The static and dynamic structural bulk properties of fibrous media

Abstract

The structural bulk properties of fibrous materials are investigated. Theoretical models are developed and their predictions are compared to measured data. The properties under both static loading and dynamic excitation are studied.

Macro-scale experimental models are constructed to represent the idealised microscopic structure and to investigate its static behaviour under compression. As a result, the dominant mechanisms of deflection and nonlinearity are respectively identified as bending and the increase in the number of inter-fibre contacts under compression.
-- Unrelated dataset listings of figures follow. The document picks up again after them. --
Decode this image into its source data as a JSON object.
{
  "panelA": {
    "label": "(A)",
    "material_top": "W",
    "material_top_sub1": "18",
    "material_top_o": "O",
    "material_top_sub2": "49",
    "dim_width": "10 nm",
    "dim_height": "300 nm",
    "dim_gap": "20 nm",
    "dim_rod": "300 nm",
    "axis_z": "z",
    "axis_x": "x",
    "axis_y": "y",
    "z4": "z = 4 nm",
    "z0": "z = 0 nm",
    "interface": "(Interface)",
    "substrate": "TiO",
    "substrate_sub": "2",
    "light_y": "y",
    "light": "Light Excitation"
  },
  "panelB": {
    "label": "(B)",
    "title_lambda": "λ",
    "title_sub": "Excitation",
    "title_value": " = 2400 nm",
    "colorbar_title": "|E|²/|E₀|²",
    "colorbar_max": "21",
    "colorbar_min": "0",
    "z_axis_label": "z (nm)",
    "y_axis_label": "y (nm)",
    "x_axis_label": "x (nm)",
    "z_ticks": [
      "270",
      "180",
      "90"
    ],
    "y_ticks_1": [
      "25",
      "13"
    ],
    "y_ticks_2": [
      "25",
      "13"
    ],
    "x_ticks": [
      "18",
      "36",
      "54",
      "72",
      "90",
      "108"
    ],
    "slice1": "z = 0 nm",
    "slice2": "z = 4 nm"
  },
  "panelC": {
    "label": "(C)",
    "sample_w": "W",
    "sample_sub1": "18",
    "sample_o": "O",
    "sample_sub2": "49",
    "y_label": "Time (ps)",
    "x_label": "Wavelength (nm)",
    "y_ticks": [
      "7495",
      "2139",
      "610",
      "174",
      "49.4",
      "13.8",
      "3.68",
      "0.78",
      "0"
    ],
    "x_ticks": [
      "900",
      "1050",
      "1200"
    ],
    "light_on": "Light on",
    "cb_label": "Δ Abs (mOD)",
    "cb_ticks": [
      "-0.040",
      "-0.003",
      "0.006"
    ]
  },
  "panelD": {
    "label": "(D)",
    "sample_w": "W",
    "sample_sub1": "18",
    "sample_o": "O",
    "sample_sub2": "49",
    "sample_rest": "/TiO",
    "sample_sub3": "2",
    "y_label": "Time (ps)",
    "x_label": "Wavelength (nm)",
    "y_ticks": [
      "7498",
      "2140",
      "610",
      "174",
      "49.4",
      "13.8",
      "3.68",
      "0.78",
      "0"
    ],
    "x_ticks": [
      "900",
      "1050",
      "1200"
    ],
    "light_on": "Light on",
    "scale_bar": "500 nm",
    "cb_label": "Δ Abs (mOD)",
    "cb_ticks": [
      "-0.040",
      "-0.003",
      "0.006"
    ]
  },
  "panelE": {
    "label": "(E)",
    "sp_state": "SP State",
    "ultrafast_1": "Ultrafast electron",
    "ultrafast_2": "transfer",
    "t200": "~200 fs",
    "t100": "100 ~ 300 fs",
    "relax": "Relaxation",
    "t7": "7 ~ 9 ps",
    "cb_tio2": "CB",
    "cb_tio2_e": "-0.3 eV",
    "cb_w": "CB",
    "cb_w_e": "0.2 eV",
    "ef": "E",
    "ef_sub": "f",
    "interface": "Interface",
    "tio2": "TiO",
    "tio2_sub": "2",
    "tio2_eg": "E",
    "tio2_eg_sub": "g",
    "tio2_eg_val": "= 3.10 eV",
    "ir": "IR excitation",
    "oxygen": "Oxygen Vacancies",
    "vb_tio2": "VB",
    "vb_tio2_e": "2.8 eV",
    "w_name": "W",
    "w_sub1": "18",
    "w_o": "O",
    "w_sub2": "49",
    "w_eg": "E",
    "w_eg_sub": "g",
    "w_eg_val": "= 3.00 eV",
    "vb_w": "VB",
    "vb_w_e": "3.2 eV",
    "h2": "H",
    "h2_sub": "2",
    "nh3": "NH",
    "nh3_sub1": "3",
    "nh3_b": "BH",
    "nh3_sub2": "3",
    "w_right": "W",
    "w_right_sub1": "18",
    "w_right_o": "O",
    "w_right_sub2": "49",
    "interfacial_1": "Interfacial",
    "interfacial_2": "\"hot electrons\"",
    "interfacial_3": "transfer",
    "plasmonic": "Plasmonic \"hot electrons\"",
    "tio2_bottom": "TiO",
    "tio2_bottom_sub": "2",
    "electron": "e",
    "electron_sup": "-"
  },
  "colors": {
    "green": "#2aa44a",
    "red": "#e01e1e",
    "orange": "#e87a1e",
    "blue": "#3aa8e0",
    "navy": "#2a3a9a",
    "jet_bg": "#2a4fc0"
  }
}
Exploratory investigations concerning friction and electric contact resistance are conducted on macro-scale models.

As an effective means of representing its structural characteristic, a transversely isotropic structure of stacked cylinders is employed to model a bulk fibrous material. Based on this, static bending models are formulated to describe the structural nonlinear stress-strain behaviour of bulk fibrous media under static compression. In these models, the increase in the number of inter-fibre contacts is related to the shortening of fibre links, and is also further examined in terms of "connectivity'' inside a medium. Similarities to, and differences from, percolation theory are noted.

The dynamic structural bulk properties of fibrous materials are also investigated. Their nonlinear behaviour is dealt with mainly in terms of dependence on the amplitude of excitation, and is characterised by shifts in the measured transmissibility and the corresponding complex Young's modulus.

As in the case of the static properties, the dynamic behaviour of a fibrous material is also investigated by means of idealised models, which show that the nonlinear mechanism is similar to that in the static case.

A novel method is proposed to improve the efficacy in measuring the dynamic properties of a bulk fibrous material. The new method combines the advantages of two conventional techniques, the transfer function method and the mechanical impedance method.

Finally, a nonlinear governing partial differential equation is derived for the dynamic behaviour of a bulk fibrous material. Its analogy to nonlinear equations in other types of media is observed. And the nonlinear behaviour, especially regarding the occurrence of harmonic components, is predicted in the theory as well as being confirmed by experiment.